Чем же дорог Катулл современному читателю и почему, как никакой другой античный лирик, продолжает волновать умы и сердца?
«Великие произведения искусства <…> имеют то свойство, что разные эпохи вычитывают в них не одно и то же, по-разному толкуют их смысл. Происходит это не только оттого, что новые поколения читателей приносят новые понимания, но и оттого, что сами произведения уже таят в себе вполне законную возможность понимать их по-разному.
Потому-то они и «вечны», как принято говорить о них, что не превращаются в историко-литературные мумии, но обладают подлинным даром вечной жизни, как бы способностью к постоянному самообновлению», — верно заметил Владислав Ходасевич в одной из своих статей.

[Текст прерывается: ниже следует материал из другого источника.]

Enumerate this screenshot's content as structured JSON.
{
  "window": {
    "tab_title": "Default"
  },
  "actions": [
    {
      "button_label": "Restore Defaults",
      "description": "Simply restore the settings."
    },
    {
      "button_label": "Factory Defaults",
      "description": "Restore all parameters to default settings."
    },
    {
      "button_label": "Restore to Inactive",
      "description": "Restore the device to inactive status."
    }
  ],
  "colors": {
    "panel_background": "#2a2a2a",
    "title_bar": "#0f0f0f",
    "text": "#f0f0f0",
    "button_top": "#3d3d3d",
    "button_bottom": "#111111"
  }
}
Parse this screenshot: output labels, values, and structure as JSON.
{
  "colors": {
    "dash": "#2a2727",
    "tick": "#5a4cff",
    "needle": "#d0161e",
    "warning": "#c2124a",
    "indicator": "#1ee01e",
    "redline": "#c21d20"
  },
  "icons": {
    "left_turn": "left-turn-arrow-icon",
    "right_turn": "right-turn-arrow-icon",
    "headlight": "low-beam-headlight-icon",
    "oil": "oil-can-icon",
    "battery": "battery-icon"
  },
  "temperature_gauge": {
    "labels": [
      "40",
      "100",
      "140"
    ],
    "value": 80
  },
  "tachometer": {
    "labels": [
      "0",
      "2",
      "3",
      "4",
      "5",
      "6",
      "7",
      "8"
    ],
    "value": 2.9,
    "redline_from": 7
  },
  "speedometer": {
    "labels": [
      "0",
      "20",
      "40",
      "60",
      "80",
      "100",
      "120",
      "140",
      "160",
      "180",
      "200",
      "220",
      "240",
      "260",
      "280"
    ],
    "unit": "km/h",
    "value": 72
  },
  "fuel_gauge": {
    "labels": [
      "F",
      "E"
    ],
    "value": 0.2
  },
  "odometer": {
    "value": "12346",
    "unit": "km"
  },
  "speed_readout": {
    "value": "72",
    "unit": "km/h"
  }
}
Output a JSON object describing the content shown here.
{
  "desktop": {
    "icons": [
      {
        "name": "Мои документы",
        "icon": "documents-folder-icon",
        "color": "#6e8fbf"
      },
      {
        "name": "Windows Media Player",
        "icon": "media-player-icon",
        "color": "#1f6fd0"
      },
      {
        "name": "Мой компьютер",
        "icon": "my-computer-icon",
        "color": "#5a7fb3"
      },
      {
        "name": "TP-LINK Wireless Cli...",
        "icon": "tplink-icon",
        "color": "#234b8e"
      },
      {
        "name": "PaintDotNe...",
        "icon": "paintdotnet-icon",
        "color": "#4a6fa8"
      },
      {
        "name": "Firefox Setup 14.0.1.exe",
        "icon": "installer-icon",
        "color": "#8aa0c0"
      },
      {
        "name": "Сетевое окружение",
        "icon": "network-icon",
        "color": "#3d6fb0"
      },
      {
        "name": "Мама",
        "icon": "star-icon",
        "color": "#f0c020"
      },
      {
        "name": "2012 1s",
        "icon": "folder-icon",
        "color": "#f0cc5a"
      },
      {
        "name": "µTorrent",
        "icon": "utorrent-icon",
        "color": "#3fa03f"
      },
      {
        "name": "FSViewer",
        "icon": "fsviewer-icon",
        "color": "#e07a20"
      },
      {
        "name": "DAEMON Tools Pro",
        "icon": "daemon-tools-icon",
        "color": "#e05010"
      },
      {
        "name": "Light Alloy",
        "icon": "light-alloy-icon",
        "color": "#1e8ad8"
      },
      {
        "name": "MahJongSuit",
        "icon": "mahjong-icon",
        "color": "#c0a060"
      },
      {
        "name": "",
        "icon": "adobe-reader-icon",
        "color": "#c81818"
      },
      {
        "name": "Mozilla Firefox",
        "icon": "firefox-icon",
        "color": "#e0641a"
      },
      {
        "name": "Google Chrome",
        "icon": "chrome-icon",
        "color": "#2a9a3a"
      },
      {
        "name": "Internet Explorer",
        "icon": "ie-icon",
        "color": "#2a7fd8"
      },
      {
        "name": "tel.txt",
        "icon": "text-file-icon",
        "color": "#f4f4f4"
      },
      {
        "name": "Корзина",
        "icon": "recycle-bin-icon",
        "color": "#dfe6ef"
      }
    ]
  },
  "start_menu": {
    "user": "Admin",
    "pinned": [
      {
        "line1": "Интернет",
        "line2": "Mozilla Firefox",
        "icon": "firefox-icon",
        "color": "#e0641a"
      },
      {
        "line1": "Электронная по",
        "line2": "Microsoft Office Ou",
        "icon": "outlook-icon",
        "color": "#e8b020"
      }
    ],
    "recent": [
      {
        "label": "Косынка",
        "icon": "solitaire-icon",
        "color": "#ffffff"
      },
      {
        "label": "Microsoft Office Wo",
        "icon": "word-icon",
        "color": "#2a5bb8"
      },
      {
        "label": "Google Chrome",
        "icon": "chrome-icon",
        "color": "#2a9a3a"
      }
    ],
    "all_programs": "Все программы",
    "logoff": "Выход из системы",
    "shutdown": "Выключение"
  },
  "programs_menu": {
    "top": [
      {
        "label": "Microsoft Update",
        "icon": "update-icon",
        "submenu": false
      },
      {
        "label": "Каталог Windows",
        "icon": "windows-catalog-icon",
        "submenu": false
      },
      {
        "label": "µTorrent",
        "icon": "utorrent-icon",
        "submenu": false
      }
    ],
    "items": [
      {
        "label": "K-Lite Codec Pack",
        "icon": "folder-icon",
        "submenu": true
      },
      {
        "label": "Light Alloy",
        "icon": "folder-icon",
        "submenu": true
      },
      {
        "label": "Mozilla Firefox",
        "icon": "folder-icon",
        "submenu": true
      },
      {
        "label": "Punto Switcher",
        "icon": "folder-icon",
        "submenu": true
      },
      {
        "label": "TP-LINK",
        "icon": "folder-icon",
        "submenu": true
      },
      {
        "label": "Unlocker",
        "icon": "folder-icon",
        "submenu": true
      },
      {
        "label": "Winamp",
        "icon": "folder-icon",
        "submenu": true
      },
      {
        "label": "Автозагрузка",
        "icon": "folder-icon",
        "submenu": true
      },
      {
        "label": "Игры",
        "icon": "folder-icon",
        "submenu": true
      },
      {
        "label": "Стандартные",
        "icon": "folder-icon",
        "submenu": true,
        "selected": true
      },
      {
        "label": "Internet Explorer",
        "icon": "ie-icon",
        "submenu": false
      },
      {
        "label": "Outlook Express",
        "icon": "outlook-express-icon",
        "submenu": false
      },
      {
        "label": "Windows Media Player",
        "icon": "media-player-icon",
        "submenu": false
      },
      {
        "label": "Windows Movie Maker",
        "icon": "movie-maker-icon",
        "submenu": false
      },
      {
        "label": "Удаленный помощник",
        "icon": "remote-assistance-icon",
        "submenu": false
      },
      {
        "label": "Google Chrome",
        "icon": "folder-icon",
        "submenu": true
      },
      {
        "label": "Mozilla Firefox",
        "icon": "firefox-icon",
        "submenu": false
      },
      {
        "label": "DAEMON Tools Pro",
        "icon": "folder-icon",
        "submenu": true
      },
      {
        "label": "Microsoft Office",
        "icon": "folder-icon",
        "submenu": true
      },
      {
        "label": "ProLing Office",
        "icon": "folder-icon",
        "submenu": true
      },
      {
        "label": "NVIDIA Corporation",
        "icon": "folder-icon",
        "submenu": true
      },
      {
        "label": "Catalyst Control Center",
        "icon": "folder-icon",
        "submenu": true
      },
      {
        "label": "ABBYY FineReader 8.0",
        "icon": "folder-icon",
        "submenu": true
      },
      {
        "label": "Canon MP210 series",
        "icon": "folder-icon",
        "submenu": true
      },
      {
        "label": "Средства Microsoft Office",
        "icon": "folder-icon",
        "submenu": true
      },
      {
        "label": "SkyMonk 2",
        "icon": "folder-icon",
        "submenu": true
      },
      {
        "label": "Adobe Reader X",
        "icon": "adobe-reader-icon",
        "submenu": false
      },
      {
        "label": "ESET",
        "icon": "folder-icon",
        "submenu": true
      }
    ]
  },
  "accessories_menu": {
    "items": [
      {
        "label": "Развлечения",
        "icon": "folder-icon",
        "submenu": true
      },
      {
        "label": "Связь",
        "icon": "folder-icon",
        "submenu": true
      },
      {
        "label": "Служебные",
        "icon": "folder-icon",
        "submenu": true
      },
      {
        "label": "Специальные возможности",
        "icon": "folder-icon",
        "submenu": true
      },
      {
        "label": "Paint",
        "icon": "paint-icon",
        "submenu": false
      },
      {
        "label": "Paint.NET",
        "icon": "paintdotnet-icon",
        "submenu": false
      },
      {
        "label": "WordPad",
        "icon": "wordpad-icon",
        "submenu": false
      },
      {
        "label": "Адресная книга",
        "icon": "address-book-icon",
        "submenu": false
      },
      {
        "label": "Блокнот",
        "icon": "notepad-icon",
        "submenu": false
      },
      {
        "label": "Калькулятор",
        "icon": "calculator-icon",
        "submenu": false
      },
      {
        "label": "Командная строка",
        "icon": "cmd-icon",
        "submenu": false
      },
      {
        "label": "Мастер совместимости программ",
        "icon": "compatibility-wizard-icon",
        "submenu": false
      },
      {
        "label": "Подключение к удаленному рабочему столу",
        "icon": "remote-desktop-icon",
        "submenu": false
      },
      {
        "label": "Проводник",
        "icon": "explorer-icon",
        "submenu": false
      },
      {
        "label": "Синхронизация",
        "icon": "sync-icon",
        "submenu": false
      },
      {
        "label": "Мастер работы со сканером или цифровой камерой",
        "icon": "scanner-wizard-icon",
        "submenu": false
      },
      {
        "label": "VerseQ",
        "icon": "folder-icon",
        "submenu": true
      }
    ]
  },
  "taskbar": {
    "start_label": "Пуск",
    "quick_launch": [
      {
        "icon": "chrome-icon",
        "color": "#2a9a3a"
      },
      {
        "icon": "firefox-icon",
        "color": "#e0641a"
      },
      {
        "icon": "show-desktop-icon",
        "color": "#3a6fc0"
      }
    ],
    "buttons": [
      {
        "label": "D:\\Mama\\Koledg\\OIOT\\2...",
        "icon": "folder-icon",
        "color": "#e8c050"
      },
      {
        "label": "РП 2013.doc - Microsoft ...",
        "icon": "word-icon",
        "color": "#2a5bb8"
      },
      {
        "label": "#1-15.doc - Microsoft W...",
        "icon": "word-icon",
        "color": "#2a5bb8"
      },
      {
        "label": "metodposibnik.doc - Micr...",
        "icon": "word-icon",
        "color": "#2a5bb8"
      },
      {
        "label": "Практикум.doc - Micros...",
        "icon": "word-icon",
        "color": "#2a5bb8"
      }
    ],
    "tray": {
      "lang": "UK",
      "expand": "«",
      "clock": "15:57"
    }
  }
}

Эти слова справедливы и по поводу поэзии Катулла, не превратившейся в «памятник древнеримской литературы». Для романтиков Катулл — романтик, для символистов — символист, для постмодернистов — нет большего постмодерниста. Александр Блок, например, находил у Катулла предчувствие грядущего христианства (возможно, не случайно единственный экземпляр «Книги Катулла Веронского» сохранился именно в монастыре).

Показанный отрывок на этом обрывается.